Changing times, new hours

Market: Declining business forces Cross Street's merchants to close earlier each night.

January 02, 2004|By Antero Pietila | Antero Pietila,SUN STAFF

Merchants at the Cross Street Market -- South Baltimore's horn of plenty of meats, fish and vegetables since the 1840s -- have voted to close the market's retail operation an hour earlier each night -- a decision based in part on changing times and declining business.

Despite a decades-long influx of increasingly well-heeled residents to the Inner Harbor and nearby Federal Hill, vacant stalls dot the market for the first time in memory. And merchants, noting falling business, have voted to cut market hours, starting today.

The only exception will be Nick's, a bar serving seafood at the western end of the market, which will stay open later.

The decision to close at 6 p.m. Monday through Saturday, an hour earlier, has divided South Baltimore's business community, which has been trying for years to revitalize the Light and Charles street retail districts.

Jules "Sonny" Morstein, a veteran Light Street jeweler and a leader in several business organizations, said the stall operators' decision ran counter to all recent market surveys.

"I hope they'll revisit their decision," he said, adding that surveys showed that the market, instead of curtailing the hours, should extend them to evenings and Sundays.

Tommy Chagouris, an owner of the market's biggest store, Nick's Inner Harbor Seafood, agreed.

"The market should be open later," said Chagouris, who is the only market merchant able to stay open until 10 p.m. weekends and also operate on Sundays because his business occupies space on the end. "Shoppers who used to shop during the day have passed away. We are dealing with a new generation."

But Steve Bongiovani -- president of the 24-member stall operators group, the Cross Street Market Merchants Association -- said evening shoppers had not materialized.

"The hours are long enough," he said, even with the earlier closing time.

For Bongiovani, 47, they surely are. He said he often gets up at 4:30 a.m. to visit fruit and vegetable wholesalers in Jessup before Cross Street Market's 7 a.m. opening. By closing time, he is drained.

Robert Santoni, a board member on the Baltimore Public Markets Corp., which operates the market, said the stall operators are free to decide their hours. But he said they were misguided because "there are no 9-to-5 jobs anymore."

"When you are in business, you must be there when the customers need you and not when you feel like you want to be there," said Tony Green, who moved his cheese and wine store from the market to Light Street.

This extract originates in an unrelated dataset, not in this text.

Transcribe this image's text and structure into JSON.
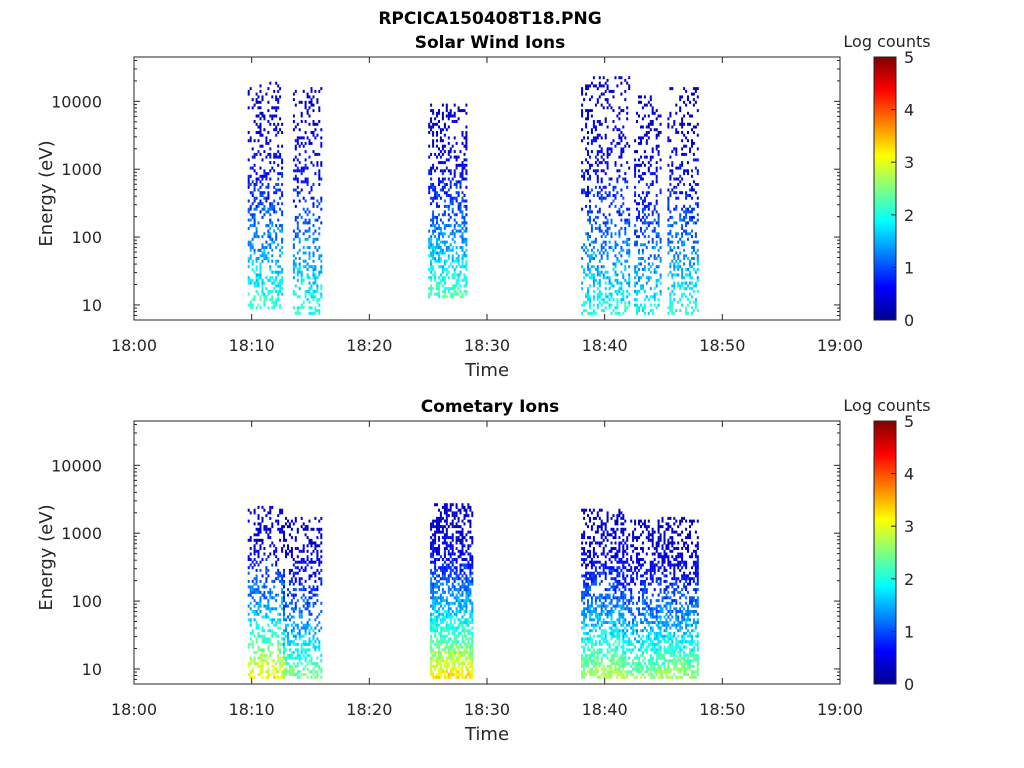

At the new location, he sells more prepared foods and operates from 8 a.m. to 8 p.m.

He said evening shoppers at the store, A Cook's Table, outnumber daytime patrons and include many young, affluent residents of Federal Hill.

Sheldon Zayon, who moved Cross Street Tobacco from the market to Light Street, keeps his store open until 10 p.m. Fridays and added Sunday hours.

Cross Street Market's problems illustrate the complexities of South Baltimore, where hordes of professionals have steadily elbowed out established blue-collar families over the past two decades, turning modest brick homes into expensive showpieces.

This wave of gentrification, which once centered on Federal Hill, is spreading to the fringes. A prime example is the Hanover Street corridor, where a number of buildings are being rehabbed.

Although Federal Hill has a growing number of eclectic restaurants and trendy bars, numerous vacant storefronts on Light Street illustrate the problems of other types of retailers. A Rite Aid drugstore went out of business two years ago across from Cross Street Market.

Several years ago, the Baltimore Public Markets Corp. started planning exterior improvements for Cross Street Market's 52-year-old building. But a failed proposal to add a second floor for a gourmet store delayed the construction, which is scheduled for this year.

"I hope it doesn't come too late," said state Sen. George W. Della Jr., an area resident who often eats lunch at the market.

South Baltimore retailers say Cross Street Market's business took a noticeable dip two years ago after a Whole Foods Market, an upscale grocery store, opened in Inner Harbor East. That store, less than two miles away, stays open until 10 p.m. Monday through Saturday and until 9 p.m. Sundays.

Cross Street Market might soon face another challenge. Nick's, its biggest merchant, is about to open a major seafood restaurant a mile away, at the foot of the Vietnam Veterans Memorial Bridge.

Chagouris said Nick's will stay at Cross Street Market even after Nick's Fish House opens next month. Nevertheless, that branching out is "another question mark" for Cross Street Market, said Bongiovani, the stall operators' president.

The Bongiovanis have been part of Cross Street Market since 1920, when his grandfather, who emigrated from Italy, opened a stand there.

When the wooden structure of Cross Street Market burned to the ground in 1951, the senior Bongiovani bought a discarded transit bus, and sold fruits and vegetables from there until the market was rebuilt.

Today, "we are like a roller coaster," Steve Bongiovani said.

He said he is trying to persuade his 24-year-old son, Shane, a graduate of what now is McDaniel College, to take over the family business.